Dans le présent numéro, nous abordons cette question sous divers angles. Notre manchette —«Une crise de confiance … et beaucoup plus» —signale que la source du problème et, donc, la solution résident dans les incitations. Mais, pour autant, les remèdes ne sont pas faciles à appliquer, car les fausses incitations sont déjà bien ancrées sur le marché et dans les systèmes de réglementation et de contrôle —ce qui a encouragé les opérateurs, les investisseurs et les initiateurs des prêts à prendre trop de risques, lesquels sont souvent camouflés par des titres opaques et complexes et facilités par un endettement excessif et des normes de crédit laxistes.

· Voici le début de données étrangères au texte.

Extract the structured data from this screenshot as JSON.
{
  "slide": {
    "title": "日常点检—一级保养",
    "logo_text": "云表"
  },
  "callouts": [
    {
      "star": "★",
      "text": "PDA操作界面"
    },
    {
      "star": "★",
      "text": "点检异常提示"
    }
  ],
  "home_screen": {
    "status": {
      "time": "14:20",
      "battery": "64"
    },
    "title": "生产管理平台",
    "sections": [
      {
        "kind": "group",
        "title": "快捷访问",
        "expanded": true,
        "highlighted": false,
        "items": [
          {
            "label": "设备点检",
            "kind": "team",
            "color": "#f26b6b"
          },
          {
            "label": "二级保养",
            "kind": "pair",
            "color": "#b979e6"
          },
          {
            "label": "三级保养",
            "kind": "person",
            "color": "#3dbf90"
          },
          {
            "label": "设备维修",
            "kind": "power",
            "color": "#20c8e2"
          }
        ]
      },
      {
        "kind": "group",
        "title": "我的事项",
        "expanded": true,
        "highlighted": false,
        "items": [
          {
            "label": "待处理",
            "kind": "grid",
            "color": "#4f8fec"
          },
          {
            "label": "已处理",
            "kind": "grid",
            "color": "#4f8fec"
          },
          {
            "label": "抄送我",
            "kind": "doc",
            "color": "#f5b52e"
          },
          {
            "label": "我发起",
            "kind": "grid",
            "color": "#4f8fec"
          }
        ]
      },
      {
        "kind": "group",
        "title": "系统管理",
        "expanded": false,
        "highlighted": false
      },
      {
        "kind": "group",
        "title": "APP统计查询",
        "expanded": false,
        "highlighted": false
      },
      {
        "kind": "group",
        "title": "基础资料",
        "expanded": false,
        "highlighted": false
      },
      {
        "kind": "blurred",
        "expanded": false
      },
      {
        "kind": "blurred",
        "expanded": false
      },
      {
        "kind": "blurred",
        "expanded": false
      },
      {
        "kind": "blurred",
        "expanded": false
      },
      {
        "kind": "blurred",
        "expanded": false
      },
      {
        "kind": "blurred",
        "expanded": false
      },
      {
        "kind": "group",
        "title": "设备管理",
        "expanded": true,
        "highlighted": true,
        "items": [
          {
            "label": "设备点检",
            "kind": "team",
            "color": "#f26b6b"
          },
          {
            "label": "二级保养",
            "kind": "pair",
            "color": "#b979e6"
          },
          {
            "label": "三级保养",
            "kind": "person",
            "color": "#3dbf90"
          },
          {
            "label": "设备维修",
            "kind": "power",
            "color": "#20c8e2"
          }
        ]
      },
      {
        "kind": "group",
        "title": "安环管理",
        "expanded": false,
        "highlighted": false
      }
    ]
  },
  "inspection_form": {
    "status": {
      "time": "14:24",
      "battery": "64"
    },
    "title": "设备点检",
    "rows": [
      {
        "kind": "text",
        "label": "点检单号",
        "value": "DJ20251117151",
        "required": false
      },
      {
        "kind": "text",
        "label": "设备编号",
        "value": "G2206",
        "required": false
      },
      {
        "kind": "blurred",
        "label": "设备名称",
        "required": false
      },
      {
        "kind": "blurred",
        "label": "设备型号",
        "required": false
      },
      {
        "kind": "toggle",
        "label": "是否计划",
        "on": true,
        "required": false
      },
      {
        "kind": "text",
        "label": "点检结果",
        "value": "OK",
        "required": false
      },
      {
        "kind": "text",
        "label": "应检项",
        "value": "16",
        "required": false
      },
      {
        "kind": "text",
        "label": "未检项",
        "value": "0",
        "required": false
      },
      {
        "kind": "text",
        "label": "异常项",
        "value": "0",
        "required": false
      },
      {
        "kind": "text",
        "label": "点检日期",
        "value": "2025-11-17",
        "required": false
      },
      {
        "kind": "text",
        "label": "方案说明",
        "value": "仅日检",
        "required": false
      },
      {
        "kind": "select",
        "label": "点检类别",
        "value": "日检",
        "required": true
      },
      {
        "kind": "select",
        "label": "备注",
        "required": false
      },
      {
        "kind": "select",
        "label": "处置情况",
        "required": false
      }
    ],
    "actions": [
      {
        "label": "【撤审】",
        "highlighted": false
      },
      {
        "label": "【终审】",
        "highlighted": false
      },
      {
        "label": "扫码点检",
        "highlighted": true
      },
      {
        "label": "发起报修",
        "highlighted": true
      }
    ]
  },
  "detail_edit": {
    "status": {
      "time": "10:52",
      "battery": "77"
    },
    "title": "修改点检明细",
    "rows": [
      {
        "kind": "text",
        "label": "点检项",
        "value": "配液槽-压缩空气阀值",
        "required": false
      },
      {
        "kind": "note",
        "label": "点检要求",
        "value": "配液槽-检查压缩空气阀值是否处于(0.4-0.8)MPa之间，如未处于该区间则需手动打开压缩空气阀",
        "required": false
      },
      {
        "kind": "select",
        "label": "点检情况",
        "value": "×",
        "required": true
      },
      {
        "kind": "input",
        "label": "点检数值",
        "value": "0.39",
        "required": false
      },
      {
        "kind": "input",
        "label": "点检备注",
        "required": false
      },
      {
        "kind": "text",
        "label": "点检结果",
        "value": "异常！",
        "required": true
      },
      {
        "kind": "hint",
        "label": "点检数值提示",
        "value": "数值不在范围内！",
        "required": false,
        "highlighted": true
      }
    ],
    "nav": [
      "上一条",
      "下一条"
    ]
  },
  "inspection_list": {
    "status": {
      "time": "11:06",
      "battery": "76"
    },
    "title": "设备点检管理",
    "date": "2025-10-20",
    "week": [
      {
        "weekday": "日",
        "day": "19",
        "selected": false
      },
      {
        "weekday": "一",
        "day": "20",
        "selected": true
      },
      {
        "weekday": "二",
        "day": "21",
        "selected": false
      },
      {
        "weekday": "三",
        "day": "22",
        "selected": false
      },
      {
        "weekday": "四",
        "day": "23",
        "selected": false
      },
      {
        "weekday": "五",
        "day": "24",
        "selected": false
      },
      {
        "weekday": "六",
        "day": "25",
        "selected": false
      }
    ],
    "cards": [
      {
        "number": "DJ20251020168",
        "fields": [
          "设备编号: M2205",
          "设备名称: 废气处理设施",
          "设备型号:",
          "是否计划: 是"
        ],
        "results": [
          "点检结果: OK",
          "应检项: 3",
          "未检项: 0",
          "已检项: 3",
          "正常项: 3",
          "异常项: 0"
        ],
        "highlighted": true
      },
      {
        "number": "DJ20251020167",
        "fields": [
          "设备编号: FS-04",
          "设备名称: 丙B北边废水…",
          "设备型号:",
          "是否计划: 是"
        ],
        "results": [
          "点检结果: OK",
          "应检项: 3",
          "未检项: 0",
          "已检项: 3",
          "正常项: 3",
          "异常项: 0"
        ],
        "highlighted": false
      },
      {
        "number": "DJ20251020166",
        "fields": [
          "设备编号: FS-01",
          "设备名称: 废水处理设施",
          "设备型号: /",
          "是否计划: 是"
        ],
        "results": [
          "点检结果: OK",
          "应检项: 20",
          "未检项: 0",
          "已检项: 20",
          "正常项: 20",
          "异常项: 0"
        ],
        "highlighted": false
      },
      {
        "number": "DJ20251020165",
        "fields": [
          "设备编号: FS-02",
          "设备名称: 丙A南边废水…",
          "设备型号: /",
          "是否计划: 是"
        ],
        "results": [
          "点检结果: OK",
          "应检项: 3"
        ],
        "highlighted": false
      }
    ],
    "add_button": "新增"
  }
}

Au moment où les décideurs étudient les moyens de restructurer les incitations, les auteurs de l’article intitulé «Crise hypothécaire: effet de contagion» suggèrent de prendre en compte les objectifs suivants: modérer l’endettement, améliorer la gestion des liquidités, promouvoir la liquidité du marché, prôner la prudence et accroître la transparence. Ils formulent une recommandation essentielle: la gestion du risque au niveau de chaque banque ne doit pas être centrée sur la protection de l’institution au point de négliger les risques systémiques. Deux autres articles portent sur les mesures prises actuellement pour renforcer les systèmes bancaires, en particulier, la mise en œuvre de Bâle II —une norme internationale indiquant le montant de capital que les banques doivent mettre de côté pour faire face à des risques financiers et opérationnels actuels et éventuels.

L’Autorité monétaire de Singapour présente pour sa part une perspective asiatique des similitudes et différences entre la crise financière qui a frappé l’Asie en 1997–98 et la crise du crédit à risque aux États-Unis, et suggère des mesures que l’Asie et les pays émergents en général peuvent prendre pour continuer à résister aux turbulences actuelles.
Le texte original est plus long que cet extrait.